Friday, November 12, 2010
It is one of those moments in an ordinary life when you or I can feel like a wretched soul simply because we get inadvertently drawn in sordid situations, or become witness to a vile act. Now, it is certainly a personal choice: what you feel vile might be exemplary to me. But this particular action is somewhat disgusting, or so I find. So, when such moments come screaming your name almost on an everyday basis, it isn’t exactly a rosy feeling.
All this while, since I know you guys are a little lost, I have been talking about this despicable habit that I have particularly noticed in the ‘Aamchis’ of Mumbai: spitting gutkhas and tobaccos. The point is, if you carefully notice this action day in and day out, which you’ll be forced to do nevertheless to your utter sorrow, you’ll realise that it is not so much about the spit but how and where they do it.
Notice, that there are two particular parts to this action on which I have laid emphasis: where this action gets implimented, and how this action unfurls.
Now, let me be a bit more vivid. A newbie in the technicalities of this financial wastebin doesn’t even need to stooge his way through the bogged crowd to catch the artful red streaks. In and around a neighbourhood, you can’t miss the raining streaks on either sides of the entrance, a paste of paint in the corners of the walls, strokes of redness around every bend of the staircase. You cannot but wow at the amazing knack of these denizens for accurate spitting. Then, there are those who just don’t mind painting the town red. Instance! The stations. From each pillar to every post, the actual colour has worn off long back, presently sporting a bright red. Now, notice closely, and you’ll see a change in shade. At the bottom, the colour is blood red, and as your vision shifts upward, there’s an unmistakable shift toward the lighter shade. Absolutely fantastic! As if the fish-&-piss smell wasn’t enough!
Now, cut to traffic. You’re travelling in an auto and you’ll suddenly find a dazzling, white merc cruising to a halt beside you. You cannot help appreciating the beauty. The smooth metal cut, the luscious curves, the chic windows…lo and behold! What do I see? Fresh strips of red spit rolling down the white body of this princely automobile. The owner apparently found it too tedious to stretch his head out to avoid spitting on the car. You can’t help but love these people!
But the best place to observe the second part of the action is whilst riding a mumbai local. In my previous annal of this city, I have laid bare my experience of a mumbai local train, and so I don’t need to elaborate on the pig-sty that it turns into for the lack of accommodation for the swarming populace. Now, imagine yourself standing by the door, sandwiched between two bodies, with hardly any space to breathe. It is going to be a long journey and you feel a tad forlorn. Just then, the dapper chap standing before you, who was till then rubbing his ass lazily on your crotch (mind it, lack of space thereof) bolsters himself to his full stature, with his weight balanced on the support on to which he was holding on, bodily turns on the outer side, cocks out his head and then, to your utmost surprise, he doesn’t spit in the conventional fashion. He just opens his mouth and releases a gushing stream of red cocktail spit, which merely responds to the law of gravity. Awestruck, you instinctively wonder how that red spurt missed your trousers.

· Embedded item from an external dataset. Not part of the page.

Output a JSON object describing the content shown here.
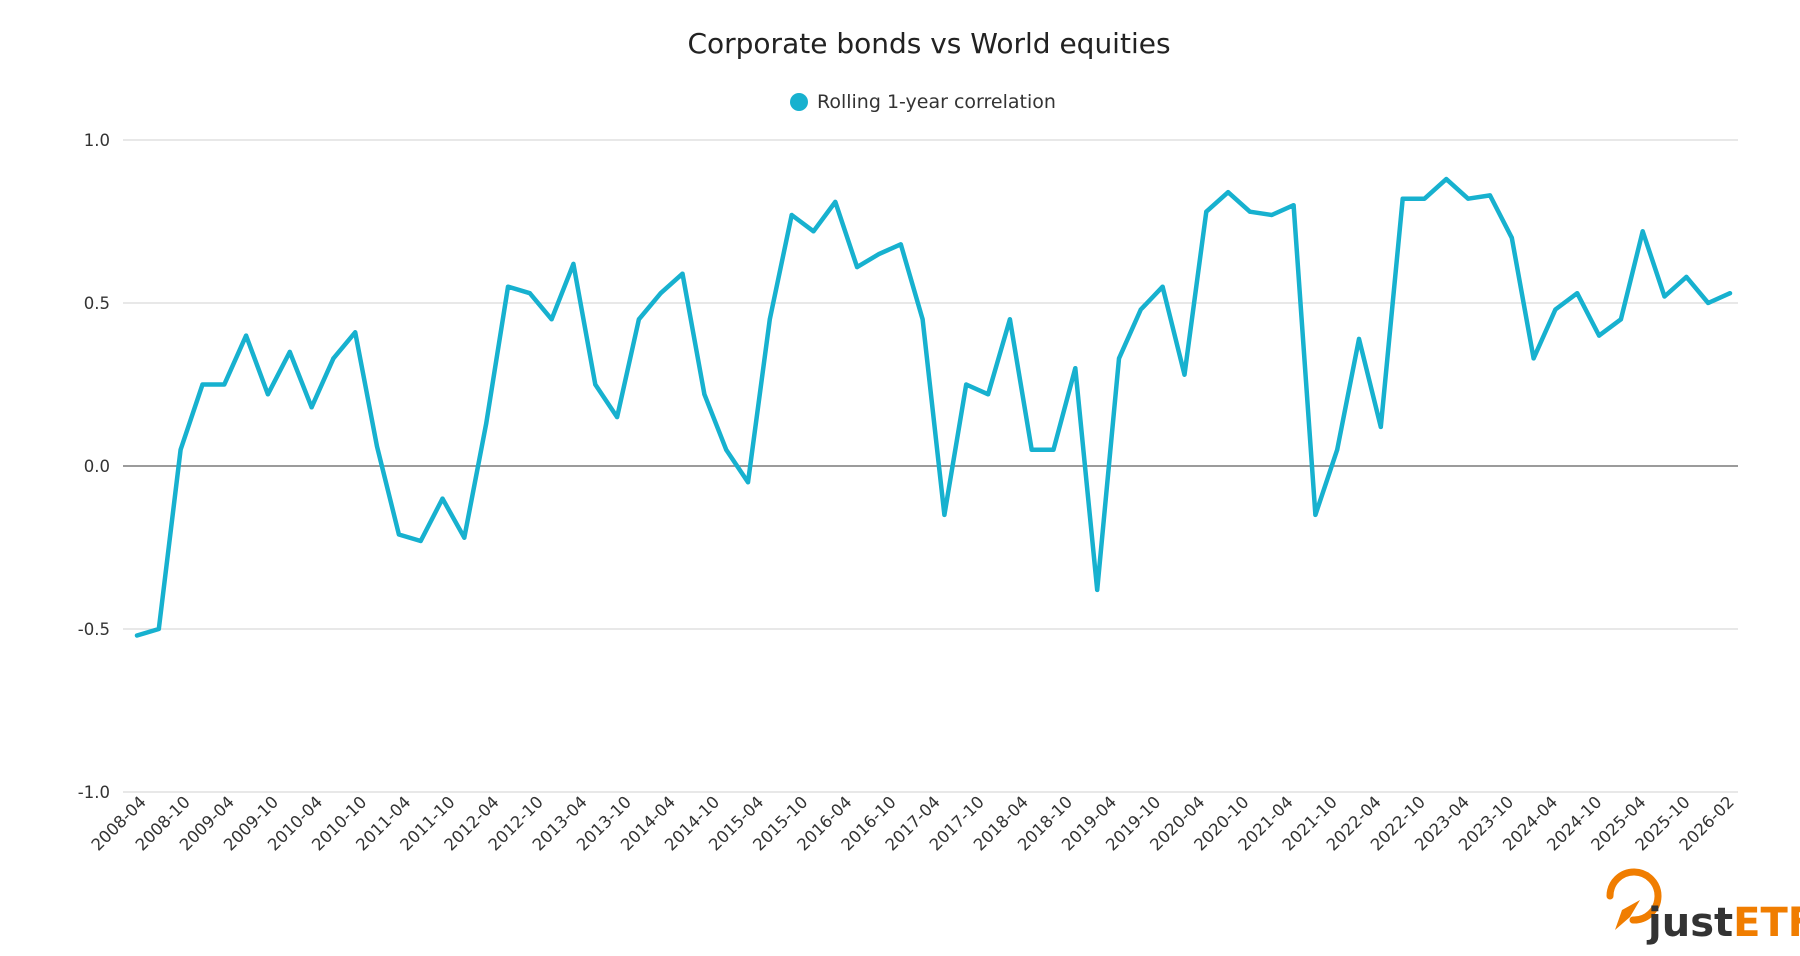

So, now you understand why I said to savour a moment is one’s personal choice?
Sunday, May 30, 2010
BUTT OF A LIFE
Have you ever tossed a cigarette butt from a dizzying height? Have you ever seen it floating towards the earth-aimless, with no sense of direction or purpose, no effort to guide itself on to the chosen path? Have you ever thought, for a moment, that may be...may be it is trying, but circumstances organised by fate has consumed all possibilities? May be it is destined to see itself wasted.
How similar is our lives. Our lives. Us scavengers, whose daily run of life is so akin to that cigarette butt. Yet we often forget the ignominy of such life. A cigarette-butt-life.
I don't understand whether it is unfortunate that we, when young, don't realise what's best for us, don't recognise our gifts, or whether it is providence that ensures that you don't. Either way, life, as it is, turns out to be a lost gamble. The outcome has been inked even before the dice was rolled, and the funny part is the dice will be rolled nevertheless...We set out to change the rules of the game, never knowing that life has 'set' us as the butt of its malicious joke. And the best part is, at the end of the road, one stands stupefied, don't know whether to smile or cry, seeking consolation from within that says, " well, at least you survived!" But did I?